L'absurde système des transferts n'est pas seulement une injure à la dignité des joueurs professionnels. Elle renforce l'emprise de l'argent sur le football en exigeant uniquement la propriété des gros capitaux nécessaires à l'achat de joueurs. Si le système des contrats à temps remplaçait le système des transferts, les salaires des joueurs pourraient être garantis par les recettes, et l'intervention de prétendus mécènes serait inutile. On comprend pourquoi les dirigeants actuels ne tiennent nullement à abolir le transfert qui constitue la raison d'être de beaucoup d'entre eux.
On comprend ainsi l'étroitesse de leurs vues. Incapables de concevoir les immenses possibilités de développement du sport qu'ils prétendent gérer, ils se limitent dans tous les domaines à des perspectives de petits épiciers. Leurs rapports avec la télévision, qui a déjà apporté, et qui pourrait apporter une aide formidable à l'extension du football, sont caractéristiques de cet esprit étriqué, limité à l'examen des résultats immédiats.

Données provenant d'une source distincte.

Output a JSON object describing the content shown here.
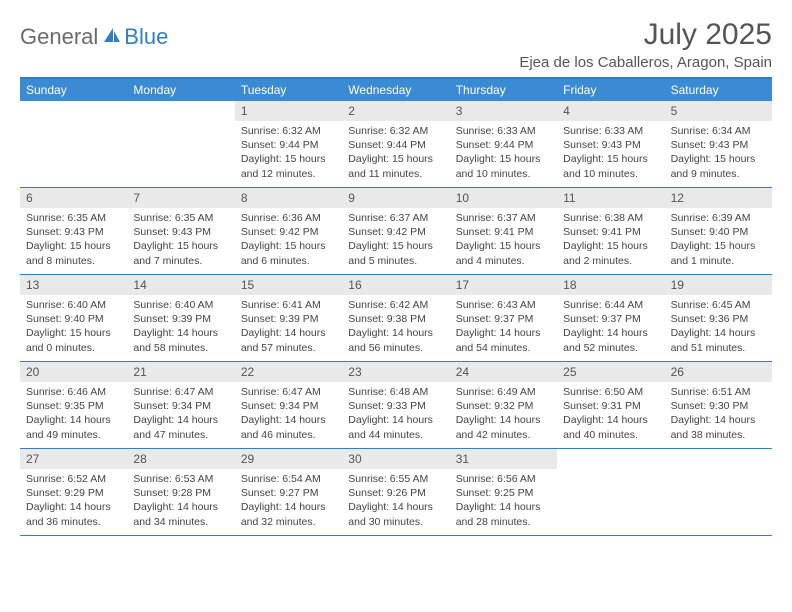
{
  "logo": {
    "text1": "General",
    "text2": "Blue"
  },
  "title": "July 2025",
  "location": "Ejea de los Caballeros, Aragon, Spain",
  "colors": {
    "header_bg": "#3b8bd4",
    "border": "#2f7fc5",
    "daynum_bg": "#e9e9e9",
    "logo_gray": "#6b6b6b",
    "logo_blue": "#2f7fc5"
  },
  "day_names": [
    "Sunday",
    "Monday",
    "Tuesday",
    "Wednesday",
    "Thursday",
    "Friday",
    "Saturday"
  ],
  "weeks": [
    [
      null,
      null,
      {
        "n": "1",
        "sr": "6:32 AM",
        "ss": "9:44 PM",
        "dl": "15 hours and 12 minutes."
      },
      {
        "n": "2",
        "sr": "6:32 AM",
        "ss": "9:44 PM",
        "dl": "15 hours and 11 minutes."
      },
      {
        "n": "3",
        "sr": "6:33 AM",
        "ss": "9:44 PM",
        "dl": "15 hours and 10 minutes."
      },
      {
        "n": "4",
        "sr": "6:33 AM",
        "ss": "9:43 PM",
        "dl": "15 hours and 10 minutes."
      },
      {
        "n": "5",
        "sr": "6:34 AM",
        "ss": "9:43 PM",
        "dl": "15 hours and 9 minutes."
      }
    ],
    [
      {
        "n": "6",
        "sr": "6:35 AM",
        "ss": "9:43 PM",
        "dl": "15 hours and 8 minutes."
      },
      {
        "n": "7",
        "sr": "6:35 AM",
        "ss": "9:43 PM",
        "dl": "15 hours and 7 minutes."
      },
      {
        "n": "8",
        "sr": "6:36 AM",
        "ss": "9:42 PM",
        "dl": "15 hours and 6 minutes."
      },
      {
        "n": "9",
        "sr": "6:37 AM",
        "ss": "9:42 PM",
        "dl": "15 hours and 5 minutes."
      },
      {
        "n": "10",
        "sr": "6:37 AM",
        "ss": "9:41 PM",
        "dl": "15 hours and 4 minutes."
      },
      {
        "n": "11",
        "sr": "6:38 AM",
        "ss": "9:41 PM",
        "dl": "15 hours and 2 minutes."
      },
      {
        "n": "12",
        "sr": "6:39 AM",
        "ss": "9:40 PM",
        "dl": "15 hours and 1 minute."
      }
    ],
    [
      {
        "n": "13",
        "sr": "6:40 AM",
        "ss": "9:40 PM",
        "dl": "15 hours and 0 minutes."
      },
      {
        "n": "14",
        "sr": "6:40 AM",
        "ss": "9:39 PM",
        "dl": "14 hours and 58 minutes."
      },
      {
        "n": "15",
        "sr": "6:41 AM",
        "ss": "9:39 PM",
        "dl": "14 hours and 57 minutes."
      },
      {
        "n": "16",
        "sr": "6:42 AM",
        "ss": "9:38 PM",
        "dl": "14 hours and 56 minutes."
      },
      {
        "n": "17",
        "sr": "6:43 AM",
        "ss": "9:37 PM",
        "dl": "14 hours and 54 minutes."
      },
      {
        "n": "18",
        "sr": "6:44 AM",
        "ss": "9:37 PM",
        "dl": "14 hours and 52 minutes."
      },
      {
        "n": "19",
        "sr": "6:45 AM",
        "ss": "9:36 PM",
        "dl": "14 hours and 51 minutes."
      }
    ],
    [
      {
        "n": "20",
        "sr": "6:46 AM",
        "ss": "9:35 PM",
        "dl": "14 hours and 49 minutes."
      },
      {
        "n": "21",
        "sr": "6:47 AM",
        "ss": "9:34 PM",
        "dl": "14 hours and 47 minutes."
      },
      {
        "n": "22",
        "sr": "6:47 AM",
        "ss": "9:34 PM",
        "dl": "14 hours and 46 minutes."
      },
      {
        "n": "23",
        "sr": "6:48 AM",
        "ss": "9:33 PM",
        "dl": "14 hours and 44 minutes."
      },
      {
        "n": "24",
        "sr": "6:49 AM",
        "ss": "9:32 PM",
        "dl": "14 hours and 42 minutes."
      },
      {
        "n": "25",
        "sr": "6:50 AM",
        "ss": "9:31 PM",
        "dl": "14 hours and 40 minutes."
      },
      {
        "n": "26",
        "sr": "6:51 AM",
        "ss": "9:30 PM",
        "dl": "14 hours and 38 minutes."
      }
    ],
    [
      {
        "n": "27",
        "sr": "6:52 AM",
        "ss": "9:29 PM",
        "dl": "14 hours and 36 minutes."
      },
      {
        "n": "28",
        "sr": "6:53 AM",
        "ss": "9:28 PM",
        "dl": "14 hours and 34 minutes."
      },
      {
        "n": "29",
        "sr": "6:54 AM",
        "ss": "9:27 PM",
        "dl": "14 hours and 32 minutes."
      },
      {
        "n": "30",
        "sr": "6:55 AM",
        "ss": "9:26 PM",
        "dl": "14 hours and 30 minutes."
      },
      {
        "n": "31",
        "sr": "6:56 AM",
        "ss": "9:25 PM",
        "dl": "14 hours and 28 minutes."
      },
      null,
      null
    ]
  ],
  "labels": {
    "sunrise": "Sunrise:",
    "sunset": "Sunset:",
    "daylight": "Daylight:"
  }
}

Le maintien de la "Coupe Drago", la caricaturale traduction de l'idée du match international inter-club en "Coupe de l'Amitié" hors saison, la persistance du championnat à 20 clubs sont autant de manifestations de ces calculs dénués d'envergure et d'obstacles à l'épanouissement de l'élite de nos footballeurs. On comprend enfin que la toute puissance de l'argent étant considérée comme un credo, certains dirigeants se refusent d'admettre que le succès sportif échappe à son emprise.
Rien d'étonnant si l'on assiste à un effondrement progressif de la moralité dans le milieu du football. L'œuvre de désagrégation morale est si avancée que l'on n'est guère étonné lorsque des gens, absolument étrangers au scandale du Red Star, répètent sottement :
- Il aurait mieux valu étouffer l'affaire. Au fond , ce n'était pas très grave ! …
Il est vrai que lorsque des sportifs honnêtes en arrivent à penser que l'instauration des Concours de Pronostics prônée par la Ligue Nationale serait pour le football un don des dieux, on peut se demander si les limites de la naïveté seront un jour atteintes.